By Kathryn Boothby, For Postmedia News, March 26, 2014 - Len Collins is well-versed in mortgage financing - he owns four houses, so he's had considerable experience in these matters. But even so, he says he never goes it alone.
Collins signed his first mortgage deal with a local bank when he was 24. "It was 1988. I was young and had a down payment. Going to the bank for a home mortgage was the standard thing to do. I didn't shop around because mortgage brokers weren't too prevalent back then."
Collins bought and sold three homes over the next decade and a half. It was at that point he adopted the philosophy that real estate should only be bought, not sold. Around the same time, he met the mortgage broker who would help him assemble the stable of properties he and his wife own today.
He hadn't had much exposure to brokers to that point. But he needed someone to help build his property portfolio in a cost-effective way with mortgages that matched his personal and economic situation.
"A mortgage is often the largest financial commitment of a lifetime," says Jim Murphy, president and chief executive officer of the Canadian Association of Accredited Mortgage Professionals (CAAMP). "It's important that consumers have choice, one of which is a mortgage broker who shops the market to find the best product at the best rate for the borrower, whether it's a first mortgage or a renewal."
According to CAAMP research, brokers account for 25 per cent of mortgage deals in this country, says Murphy. "For first-time buyers and new Canadians the percentages are even higher."

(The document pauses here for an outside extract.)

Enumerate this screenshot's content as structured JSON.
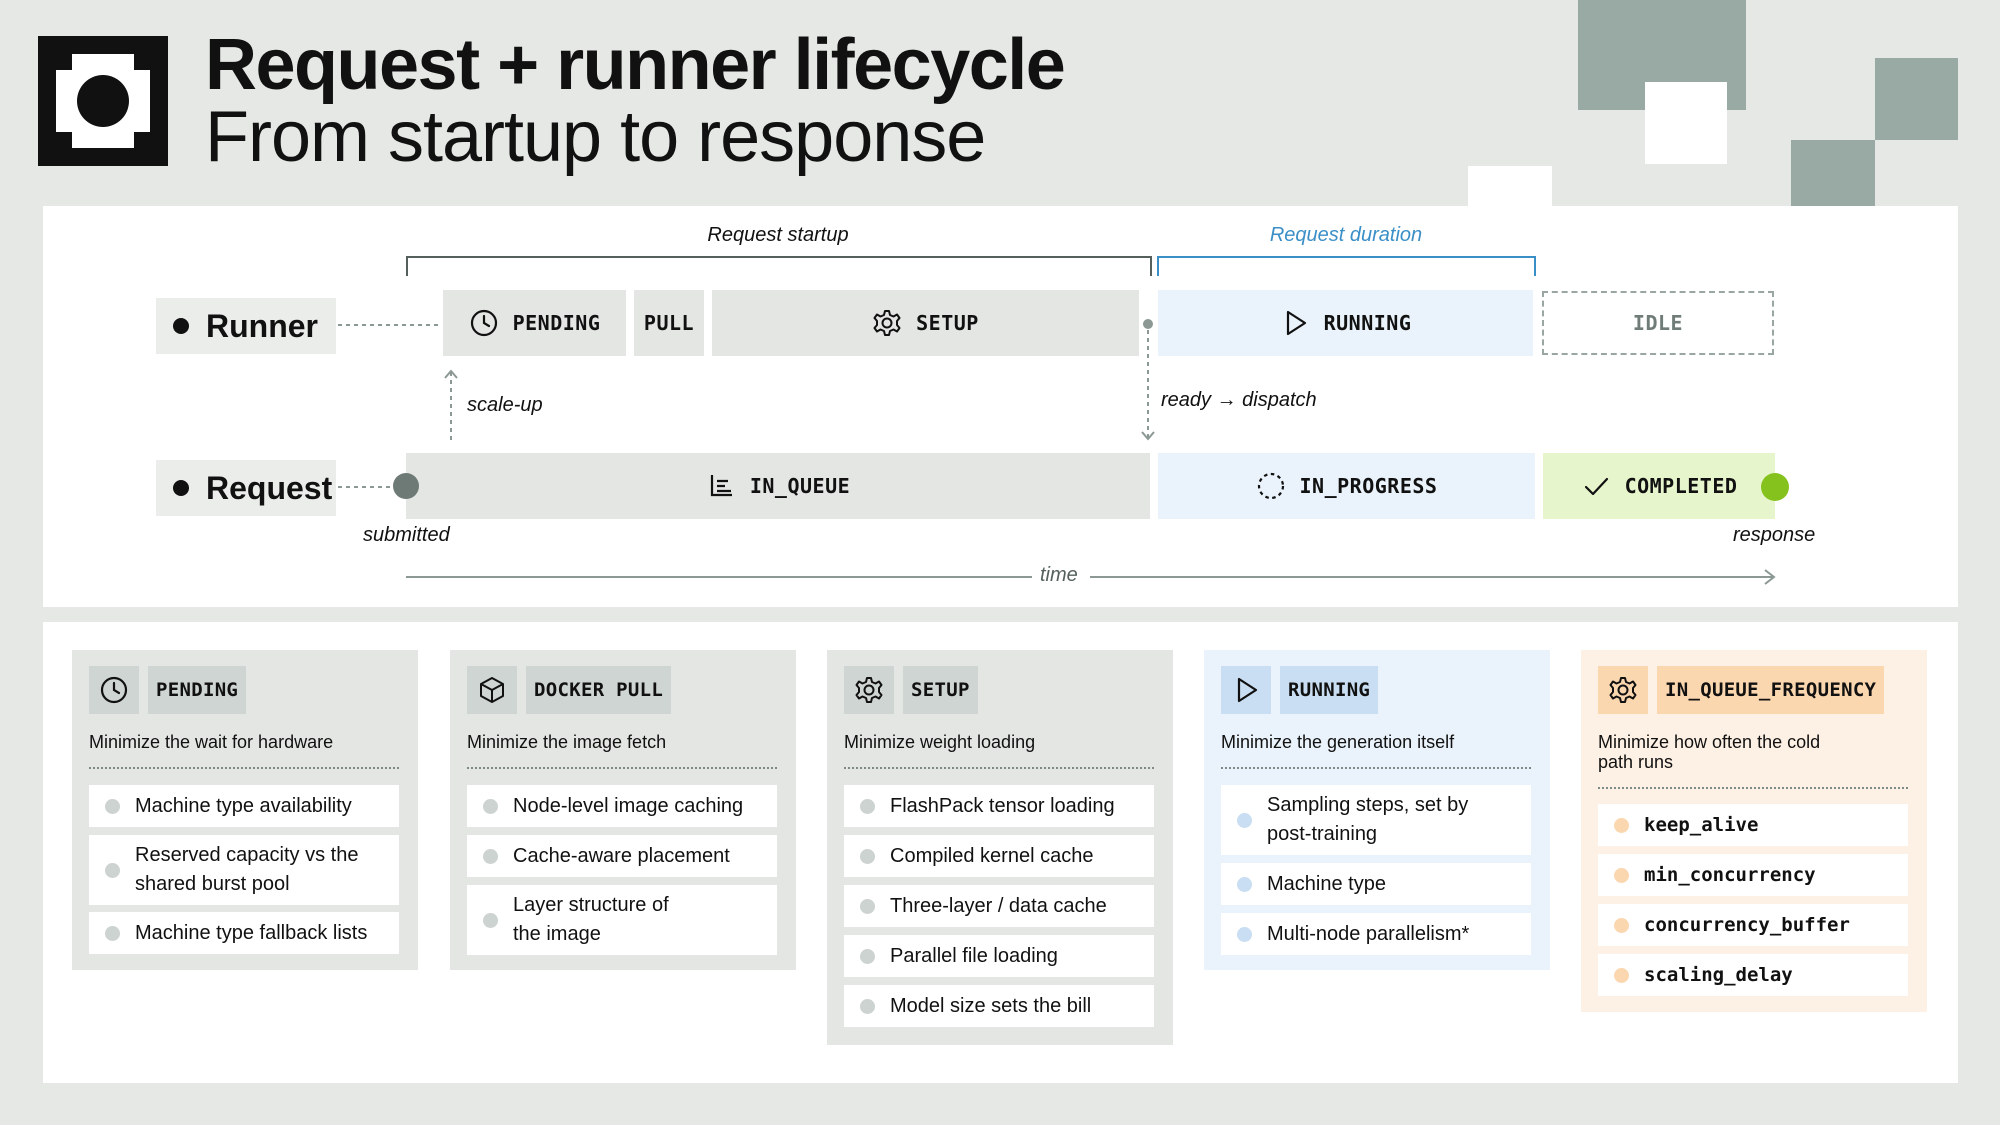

Mortgage brokers are specialists who have relationships with a wide range of lenders, including banks, credit unions and nonbanking institutions such as First National or MCAP, says Murphy.
In eight provinces, brokers must be licensed and registered, secure 'errors and omissions' insurance and disclose the lenders they deal with, he says.
Steve Garganis of Mortgage Intelligence, a national brokerage firm, works with 50 different lenders on behalf of his clients. They range between 'A' lenders that offer the best rates; 'B' lenders for those with bruised credit; and 'C' lenders that have the highest rates and are for unique situations, he says.
A 2010-2011 Bank of Canada study found that those who use a mortgage broker pay less, on average, than those who negotiate directly with lenders. The same study found that higher-income borrowers pay more to borrow because they are less inclined to shop around or negotiate a mortgage.
"Brokers do the leg work and make recommendations with the end goal that clients pay the least amount of money to own their own home," says Garganis. But it's not simply about order-taking and shopping for the best rate, he says.
"While interest rate is the biggest factor affecting the cost of a mortgage, it's also about getting the right product, terms and conditions." For example, someone looking to stay in a home for only three years might not be best served by a five-year fixed-rate mortgage with penalties for breaking the term, he says.
Typically, the service of a mortgage broker is free to borrowers. Commissions are paid by the lending institution once a mortgage is approved and signed.
"While there are slight differences in the commissions paid by lenders," says Garganis, "we're a service-oriented business based on referrals and repeat customers - a small gain is not worth the risk of losing a client."
The ongoing assistance of a broker also comes at no cost to the borrower. This is something Collins values highly. "Our broker has gained a great deal of expertise over the years. He has a blog and is active on social media where I can read his insights into current market conditions," he says. "He warns us about what not to do, and even recommends affordable lawyers and other professionals.
"With changing CHMC rules, reduced amortization, and the fear that interest rates might rise, we're at a time where home buyers are facing some daunting decisions. It's comforting to know I have a guy that I can trust in my corner."